A new study reports that most Americans don't make enough money to purchase a home as the cost of housing continues to grow.
Income disparities are equally expansive across the board. Massachusetts adults earn an annual median income of $99,858, which is almost twice the median income in Mississippi, which stands at $54,203, according to Clever.
Additionally, just two U.S. metropolitan areas provide the income needed for residents to qualify for a median-priced property: Detroit, Michigan, and Pittsburgh, Pennsylvania. The “least affordable” cities for homebuyers are all in California, with San Jose, San Francisco, Los Angeles, and San Diego topping the list.
Why are U.S. homes so expensive in 2025? Clever points to rising homeowners insurance and skyrocketing property taxes as the main culprits, bringing more cost imbalances to the housing markets.
For example, Delaware's median-priced home sits at $359,000, which is higher than in Texas, where the median home price is $348,000. Yet the income needed to buy a middle-class home with a 20 percent down payment in Delaware is only $90,446. In Texas, that annual income figure rises to an average of $111,144 because of higher insurance costs.
Higher property taxes can also curb home purchase opportunities. West Virginia and Louisiana median home prices are fairly even, at $248,000 and $251,000, respectively. Yet, Louisiana residents face annual estimated homeowner insurance costs of $3,468 compared to West Virginia, which averages $834 in yearly home insurance premiums.

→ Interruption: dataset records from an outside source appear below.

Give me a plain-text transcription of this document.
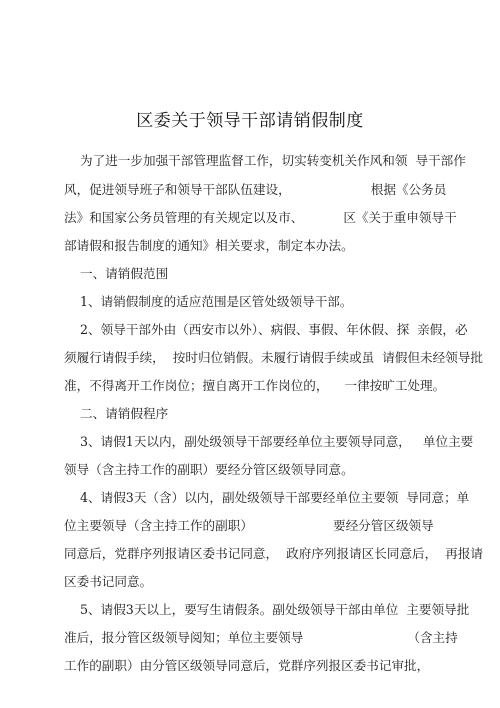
区委关于领导干部请销假制度
为了进一步加强干部管理监督工作，切实转变机关作风和领  导干部作
风，促进领导班子和领导干部队伍建设，                    根据《公务员
法》和国家公务员管理的有关规定以及市、          区《关于重申领导干
部请假和报告制度的通知》相关要求，制定本办法。
一、请销假范围
1、请销假制度的适应范围是区管处级领导干部。
2、领导干部外由（西安市以外）、病假、事假、年休假、探  亲假，必
须履行请假手续，  按时归位销假。未履行请假手续或虽  请假但未经领导批
准，不得离开工作岗位；擅自离开工作岗位的，    一律按旷工处理。
二、请销假程序
3、请假1天以内，副处级领导干部要经单位主要领导同意，   单位主要
领导（含主持工作的副职）要经分管区级领导同意。
4、请假3天（含）以内，副处级领导干部要经单位主要领  导同意；单
位主要领导（含主持工作的副职）                    要经分管区级领导
同意后，党群序列报请区委书记同意，  政府序列报请区长同意后，  再报请
区委书记同意。
5、请假3天以上，要写生请假条。副处级领导干部由单位  主要领导批
准后，报分管区级领导阅知；单位主要领导                          （含主持
工作的副职）由分管区级领导同意后，党群序列报区委书记审批，
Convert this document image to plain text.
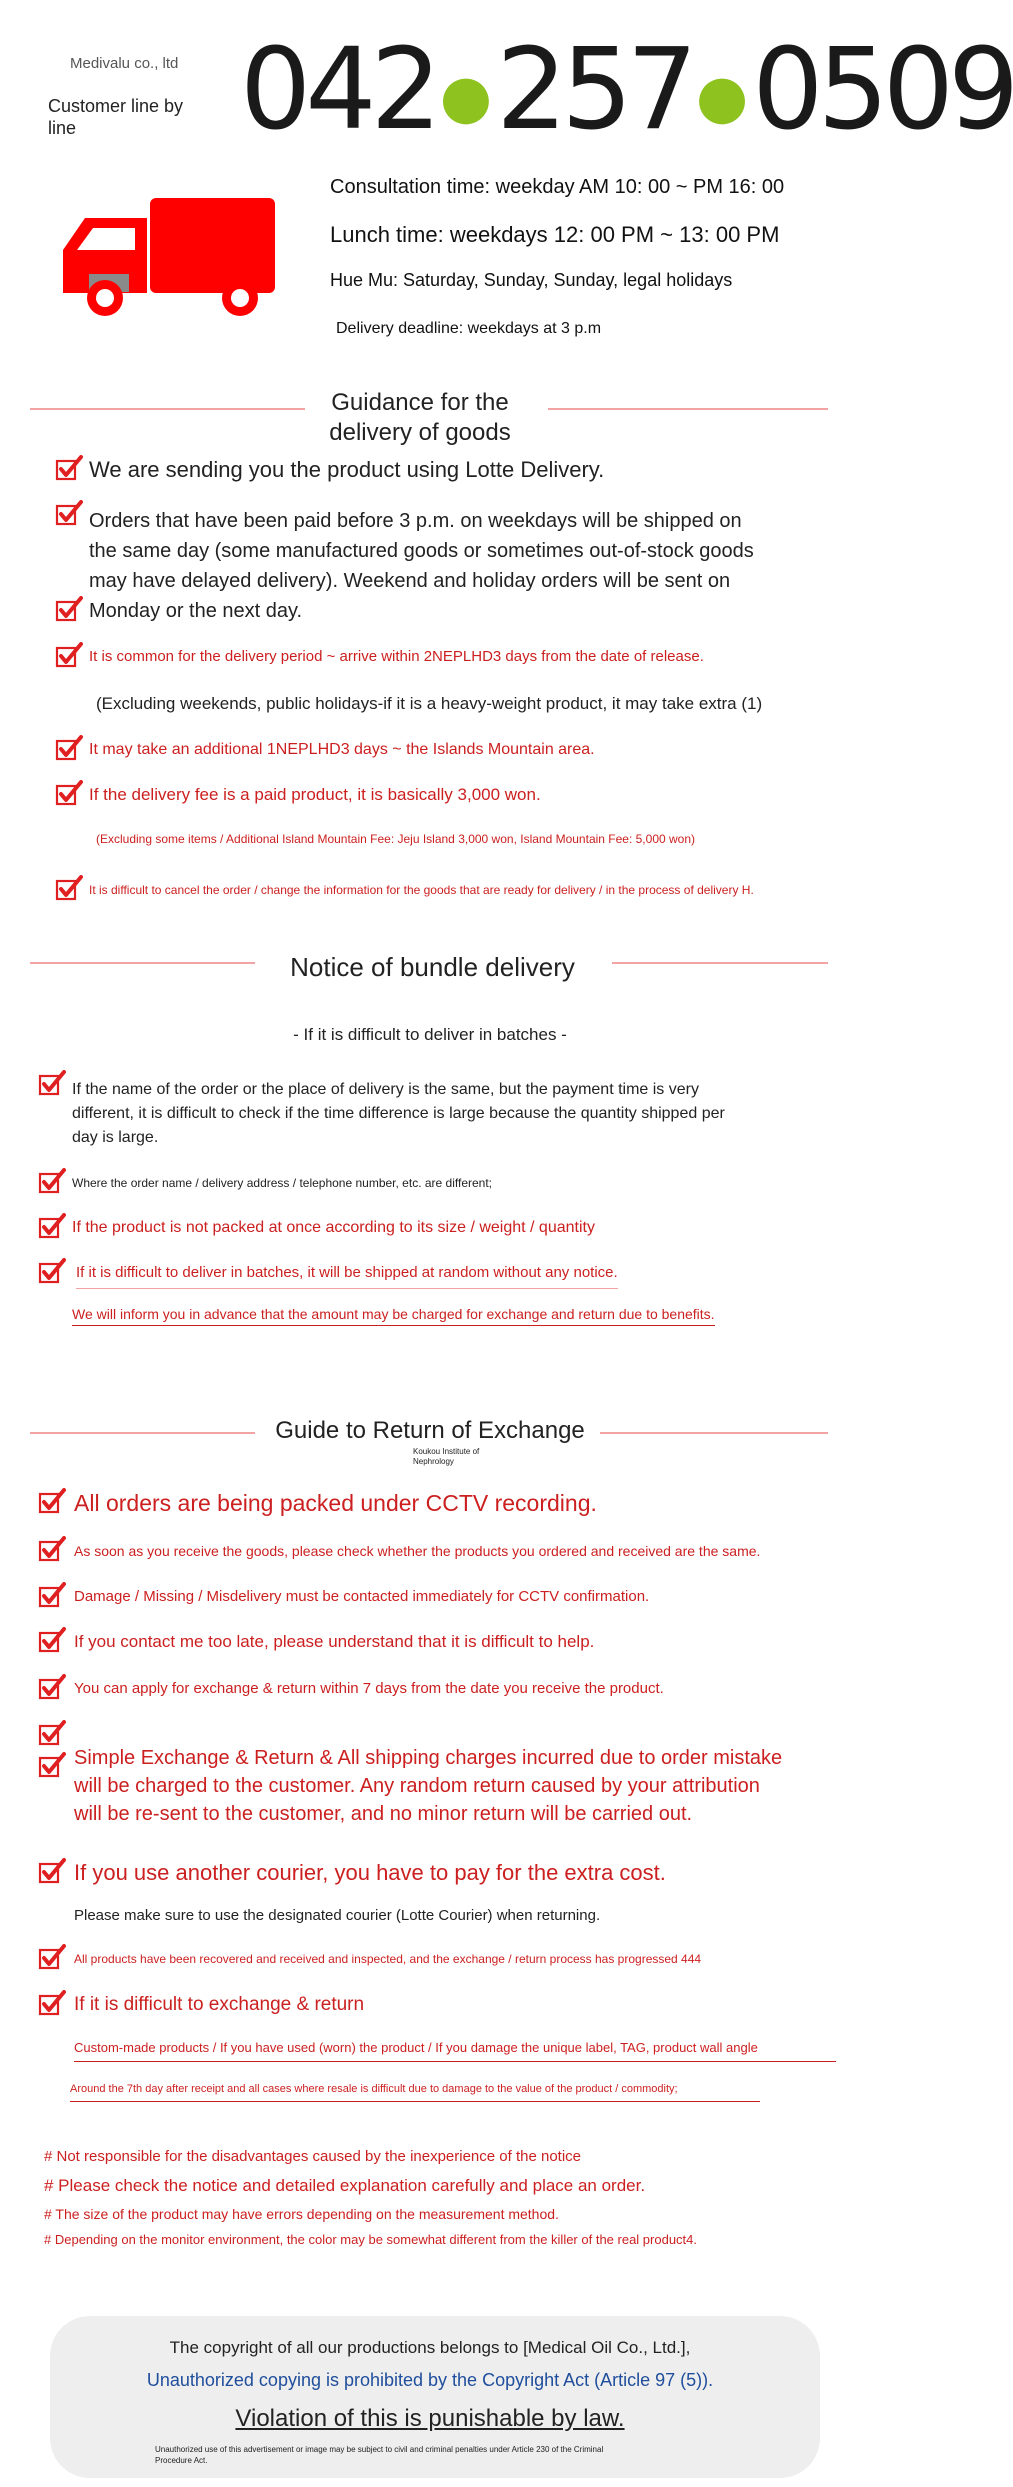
Medivalu co., ltd
Customer line by line	042●257●0509
Consultation time: weekday AM 10: 00 ~ PM 16: 00
Lunch time: weekdays 12: 00 PM ~ 13: 00 PM
Hue Mu: Saturday, Sunday, Sunday, legal holidays
Delivery deadline: weekdays at 3 p.m
Guidance for the
delivery of goods
We are sending you the product using Lotte Delivery.
Orders that have been paid before 3 p.m. on weekdays will be shipped on
the same day (some manufactured goods or sometimes out-of-stock goods
may have delayed delivery). Weekend and holiday orders will be sent on
Monday or the next day.
It is common for the delivery period ~ arrive within 2NEPLHD3 days from the date of release.
(Excluding weekends, public holidays-if it is a heavy-weight product, it may take extra (1)
It may take an additional 1NEPLHD3 days ~ the Islands Mountain area.
If the delivery fee is a paid product, it is basically 3,000 won.
(Excluding some items / Additional Island Mountain Fee: Jeju Island 3,000 won, Island Mountain Fee: 5,000 won)
It is difficult to cancel the order / change the information for the goods that are ready for delivery / in the process of delivery H.
Notice of bundle delivery
- If it is difficult to deliver in batches -
If the name of the order or the place of delivery is the same, but the payment time is very
different, it is difficult to check if the time difference is large because the quantity shipped per
day is large.
Where the order name / delivery address / telephone number, etc. are different;
If the product is not packed at once according to its size / weight / quantity
If it is difficult to deliver in batches, it will be shipped at random without any notice.
We will inform you in advance that the amount may be charged for exchange and return due to benefits.
Guide to Return of Exchange
Koukou Institute of
Nephrology
All orders are being packed under CCTV recording.
As soon as you receive the goods, please check whether the products you ordered and received are the same.
Damage / Missing / Misdelivery must be contacted immediately for CCTV confirmation.
If you contact me too late, please understand that it is difficult to help.
You can apply for exchange & return within 7 days from the date you receive the product.
Simple Exchange & Return & All shipping charges incurred due to order mistake
will be charged to the customer. Any random return caused by your attribution
will be re-sent to the customer, and no minor return will be carried out.
If you use another courier, you have to pay for the extra cost.
Please make sure to use the designated courier (Lotte Courier) when returning.
All products have been recovered and received and inspected, and the exchange / return process has progressed 444
If it is difficult to exchange & return
Custom-made products / If you have used (worn) the product / If you damage the unique label, TAG, product wall angle
Around the 7th day after receipt and all cases where resale is difficult due to damage to the value of the product / commodity;
# Not responsible for the disadvantages caused by the inexperience of the notice
# Please check the notice and detailed explanation carefully and place an order.
# The size of the product may have errors depending on the measurement method.
# Depending on the monitor environment, the color may be somewhat different from the killer of the real product4.
The copyright of all our productions belongs to [Medical Oil Co., Ltd.],
Unauthorized copying is prohibited by the Copyright Act (Article 97 (5)).
Violation of this is punishable by law.
Unauthorized use of this advertisement or image may be subject to civil and criminal penalties under Article 230 of the Criminal
Procedure Act.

Thinner U.S. home inventories are another barrier for homebuyers.
Buyers Could Get Some Relief
There are signs the homebuying market is shifting in favor of buyers.One example is the Denver, Colorado, real estate market, which is softening this spring as more inventory is becoming available. “I’m seeing more and more transactions below asking price,” said Adam P. Smith, president at The Colorado Real Estate Finance Group, by email to NTD. “I’m also seeing more and more in the way of seller concessions. I would not go so far as to say it’s a buyer’s market, but it’s the most favorable for the buyer in a very long time.”

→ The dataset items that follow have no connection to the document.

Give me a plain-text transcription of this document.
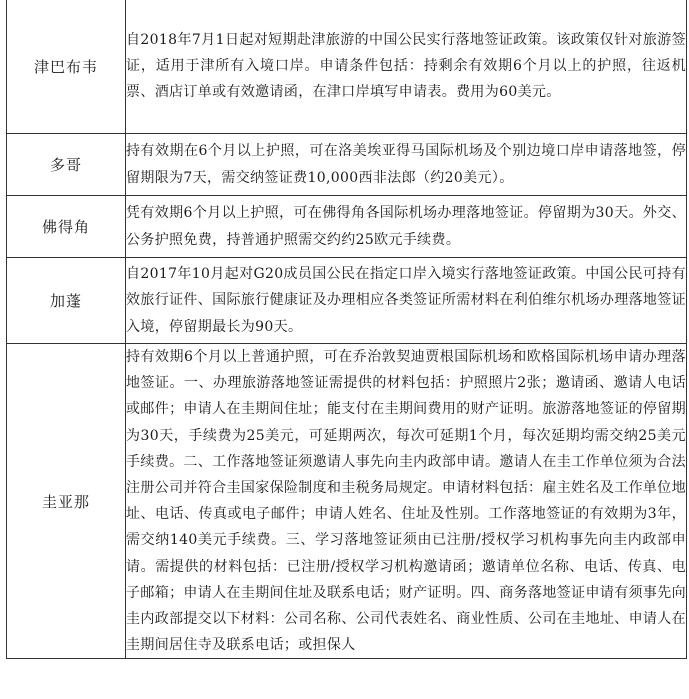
津巴布韦	自2018年7月1日起对短期赴津旅游的中国公民实行落地签证政策。该政策仅针对旅游签证，适用于津所有入境口岸。申请条件包括：持剩余有效期6个月以上的护照，往返机票、酒店订单或有效邀请函，在津口岸填写申请表。费用为60美元。
多哥	持有效期在6个月以上护照，可在洛美埃亚得马国际机场及个别边境口岸申请落地签，停留期限为7天，需交纳签证费10,000西非法郎（约20美元）。
佛得角	凭有效期6个月以上护照，可在佛得角各国际机场办理落地签证。停留期为30天。外交、公务护照免费，持普通护照需交约约25欧元手续费。
加蓬	自2017年10月起对G20成员国公民在指定口岸入境实行落地签证政策。中国公民可持有效旅行证件、国际旅行健康证及办理相应各类签证所需材料在利伯维尔机场办理落地签证入境，停留期最长为90天。
圭亚那	持有效期6个月以上普通护照，可在乔治敦契迪贾根国际机场和欧格国际机场申请办理落地签证。一、办理旅游落地签证需提供的材料包括：护照照片2张；邀请函、邀请人电话或邮件；申请人在圭期间住址；能支付在圭期间费用的财产证明。旅游落地签证的停留期为30天，手续费为25美元，可延期两次，每次可延期1个月，每次延期均需交纳25美元手续费。二、工作落地签证须邀请人事先向圭内政部申请。邀请人在圭工作单位须为合法注册公司并符合圭国家保险制度和圭税务局规定。申请材料包括：雇主姓名及工作单位地址、电话、传真或电子邮件；申请人姓名、住址及性别。工作落地签证的有效期为3年，需交纳140美元手续费。三、学习落地签证须由已注册/授权学习机构事先向圭内政部申请。需提供的材料包括：已注册/授权学习机构邀请函；邀请单位名称、电话、传真、电子邮箱；申请人在圭期间住址及联系电话；财产证明。四、商务落地签证申请有须事先向圭内政部提交以下材料：公司名称、公司代表姓名、商业性质、公司在圭地址、申请人在圭期间居住寺及联系电话；或担保人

Smith advises people having trouble raising the needed down payment for a new home this summer, and who don’t currently own a house with decent liquidity, to apply some creativity to the issue.
“There are 3 percent conventional programs, 3.5 percent government programs, and most common would be 5 percent down on a conventional loan with VA and USDA grant and loan assistance programs,” he said. “In addition, you can always ask a seller to help. They can pay closing costs so you can get a lower rate and need less money to close. There are plenty of opportunities for a buyer to get help from a seller, and we are seeing more of that all the time.”